Après une année 2021 qui a permis de confirmer de manière éclatante tout le talent d’un Hamaguchi Ryûsuke, dont Zoom Japon avait, il y a plus de 3 ans, déjà vanté les mérites (voir Zoom Japon n°80, mai 2018), 2022 s’annonce comme un moment où les amateurs de cinéma japonais vont enfin être en mesure de découvrir de grands réalisateurs dont ils ne soupçonnaient peut-être pas l’existence. Le premier nom, déjà évoqué dans notre précédente édition, est Yamada Yôji à qui la Maison de la culture du Japon consacre une première rétrospective tout au long de l’année. Le second est peut-être plus inattendu encore puisqu’il s’agit de Tanaka Kinuyo.
Considérée à juste titre comme l’une des plus grandes actrices japonaises, sinon la plus grande, après avoir joué pour Mizoguchi, Ozu ou encore Naruse, elle a choisi de passer derrière la caméra à une époque où cela paraissait inconcevable pour tourner 6 films, sur une dizaine d’années, qui représentent un véritable tournant dans l’histoire du 7e Art au Japon. En décidant de diriger ses propres films, la star ne fait pas un caprice. Elle s’y prépare conscieusement et doit affronter de nombreuses réticences, notamment de Mizoguchi Kenji qui ne cessera de la dénigrer. Elle est déterminée “à devenir réalisatrice parce que je voulais depuis longtemps que des femmes soient filmées par une femme, d’un point de vue qu’un homme ne comprendrait pas”, comme elle le déclare en 1954.

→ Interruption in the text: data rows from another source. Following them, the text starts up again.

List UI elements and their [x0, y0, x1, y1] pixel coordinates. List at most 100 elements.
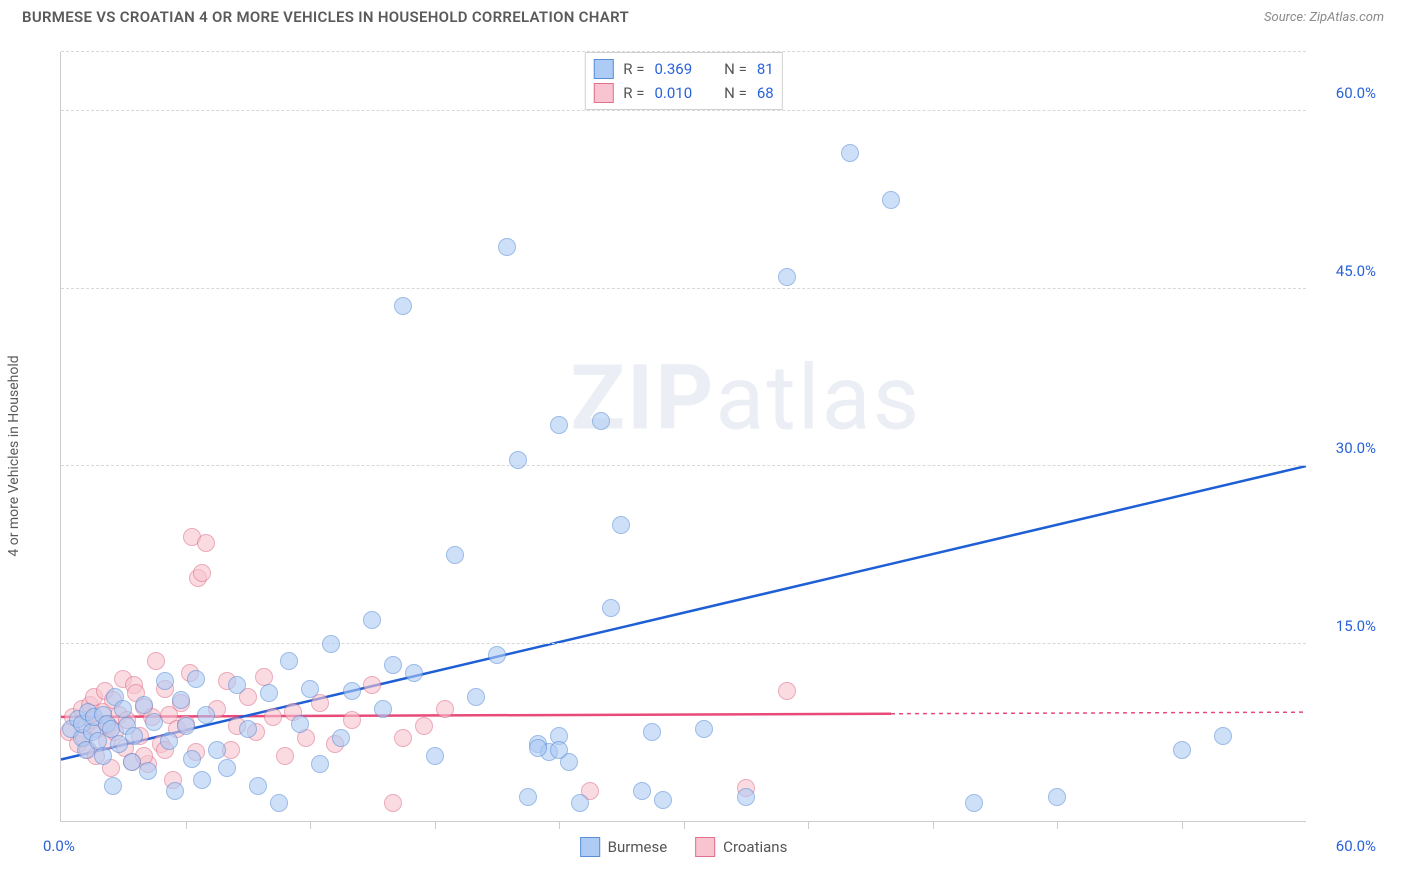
swatch-croatians	[593, 83, 613, 103]
scatter-point-burmese	[94, 747, 112, 765]
scatter-point-burmese	[177, 717, 195, 735]
scatter-point-burmese	[1173, 741, 1191, 759]
scatter-point-burmese	[612, 516, 630, 534]
scatter-point-burmese	[239, 720, 257, 738]
x-tick	[1057, 821, 1058, 829]
scatter-point-burmese	[187, 670, 205, 688]
y-tick-label: 60.0%	[1336, 84, 1376, 102]
scatter-point-burmese	[737, 788, 755, 806]
correlation-chart: 4 or more Vehicles in Household ZIPatlas…	[20, 40, 1386, 872]
scatter-point-croatians	[394, 729, 412, 747]
scatter-point-burmese	[208, 741, 226, 759]
scatter-point-croatians	[255, 668, 273, 686]
scatter-point-burmese	[778, 268, 796, 286]
scatter-point-burmese	[218, 759, 236, 777]
x-axis-min-label: 0.0%	[43, 837, 75, 855]
scatter-point-burmese	[363, 611, 381, 629]
source-credit: Source: ZipAtlas.com	[1264, 10, 1384, 25]
x-tick	[310, 821, 311, 829]
scatter-point-burmese	[633, 782, 651, 800]
scatter-point-croatians	[193, 564, 211, 582]
x-tick	[559, 821, 560, 829]
scatter-point-burmese	[260, 684, 278, 702]
scatter-point-burmese	[104, 777, 122, 795]
gridline	[61, 110, 1306, 111]
swatch-croatians-icon	[695, 837, 715, 857]
scatter-point-croatians	[363, 676, 381, 694]
legend-label: Burmese	[608, 838, 668, 856]
scatter-point-burmese	[156, 672, 174, 690]
scatter-point-burmese	[249, 777, 267, 795]
x-tick	[1182, 821, 1183, 829]
scatter-point-burmese	[654, 791, 672, 809]
scatter-point-burmese	[183, 750, 201, 768]
scatter-point-croatians	[436, 700, 454, 718]
scatter-point-burmese	[160, 732, 178, 750]
legend-label: Croatians	[723, 838, 787, 856]
scatter-point-burmese	[509, 451, 527, 469]
y-axis-label: 4 or more Vehicles in Household	[6, 355, 22, 556]
scatter-point-burmese	[291, 715, 309, 733]
scatter-point-croatians	[343, 711, 361, 729]
scatter-point-burmese	[135, 696, 153, 714]
scatter-point-burmese	[139, 762, 157, 780]
scatter-point-burmese	[301, 680, 319, 698]
scatter-point-burmese	[965, 794, 983, 812]
scatter-point-burmese	[280, 652, 298, 670]
scatter-point-burmese	[1048, 788, 1066, 806]
gridline	[61, 51, 1306, 52]
scatter-point-burmese	[311, 755, 329, 773]
scatter-point-burmese	[322, 635, 340, 653]
scatter-point-burmese	[602, 599, 620, 617]
scatter-point-burmese	[550, 741, 568, 759]
scatter-point-burmese	[332, 729, 350, 747]
y-tick-label: 30.0%	[1336, 439, 1376, 457]
y-tick-label: 45.0%	[1336, 262, 1376, 280]
scatter-point-burmese	[550, 416, 568, 434]
scatter-point-burmese	[467, 688, 485, 706]
gridline	[61, 643, 1306, 644]
scatter-point-burmese	[374, 700, 392, 718]
scatter-point-burmese	[384, 656, 402, 674]
scatter-point-burmese	[488, 646, 506, 664]
y-tick-label: 15.0%	[1336, 617, 1376, 635]
scatter-point-burmese	[695, 720, 713, 738]
scatter-point-croatians	[778, 682, 796, 700]
scatter-point-burmese	[197, 706, 215, 724]
scatter-point-burmese	[426, 747, 444, 765]
gridline	[61, 288, 1306, 289]
scatter-point-croatians	[147, 652, 165, 670]
x-tick	[933, 821, 934, 829]
scatter-point-burmese	[643, 723, 661, 741]
scatter-point-burmese	[592, 412, 610, 430]
x-tick	[684, 821, 685, 829]
scatter-point-croatians	[415, 717, 433, 735]
scatter-point-burmese	[125, 727, 143, 745]
scatter-point-croatians	[264, 708, 282, 726]
scatter-point-burmese	[882, 191, 900, 209]
legend-item-croatians: Croatians	[695, 837, 787, 857]
scatter-point-burmese	[114, 700, 132, 718]
swatch-burmese-icon	[580, 837, 600, 857]
scatter-point-burmese	[172, 691, 190, 709]
scatter-point-burmese	[166, 782, 184, 800]
watermark: ZIPatlas	[570, 346, 921, 451]
gridline	[61, 465, 1306, 466]
scatter-point-burmese	[519, 788, 537, 806]
x-tick	[808, 821, 809, 829]
swatch-burmese	[593, 59, 613, 79]
x-axis-max-label: 60.0%	[1336, 837, 1376, 855]
x-tick	[186, 821, 187, 829]
scatter-point-burmese	[405, 664, 423, 682]
scatter-point-burmese	[841, 144, 859, 162]
scatter-point-croatians	[276, 747, 294, 765]
scatter-point-burmese	[571, 794, 589, 812]
scatter-point-burmese	[1214, 727, 1232, 745]
scatter-point-burmese	[228, 676, 246, 694]
scatter-point-burmese	[145, 713, 163, 731]
scatter-point-burmese	[270, 794, 288, 812]
stats-row-croatians: R = 0.010 N = 68	[593, 81, 773, 105]
scatter-point-croatians	[384, 794, 402, 812]
x-tick	[435, 821, 436, 829]
page-title: BURMESE VS CROATIAN 4 OR MORE VEHICLES I…	[22, 8, 629, 26]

Grâce à Carlotta, inlassable dénicheur de films du patrimoine et de pépites qui éclairent l’histoire du cinéma, le public français a désormais la chance d’avoir accès à ces 6 films parmi lesquels figurent, il ne fait aucun doute, de véritables chefs-d’œuvre. Lettre d’amour (Koibumi, 1953), le premier d’entre eux, illustre parfaitement sa détermination dans ses nouvelles fonctions et sa capacité à créer un univers qui lui est propre. Mais c’est surtout avec Maternité éternelle (Chibusa yo eien nare, 1955) tourné juste après le très ozuesque La Lune s’est levée (Tsuki wa noborinu, 1955) qu’elle exprime le mieux sa sensibilité et sa vision du cinéma. Près de 70 ans après sa sortie, ce film reste le plus bouleversant de sa courte carrière de cinéaste dans lequel elle a mis “toute [s]a vie”, comme elle l’a alors expliqué. A travers le destin tragique d’une femme qui ne parvient qu’à s’exprimer à travers la poésie, Tanaka Kinuyo signe une œuvre rare, digne d’être classée parmi les plus grandes du cinéma japonais de l’après-guerre. Si vous n’avez qu’un film à voir parmi les 6, c’est bien celui-là. O. N.
Bientôt dans les salles
C’est le 16 février que vous pourrez découvrir en salles Lettre d’amour, La Lune s’est levée, Maternité éternelle, La Princesse errante (Ruten no ôhi, 1960), La Nuit des femmes (Onna bakari no yoru, 1961) et Mademoiselle Ogin (Ogin-sama, 1962).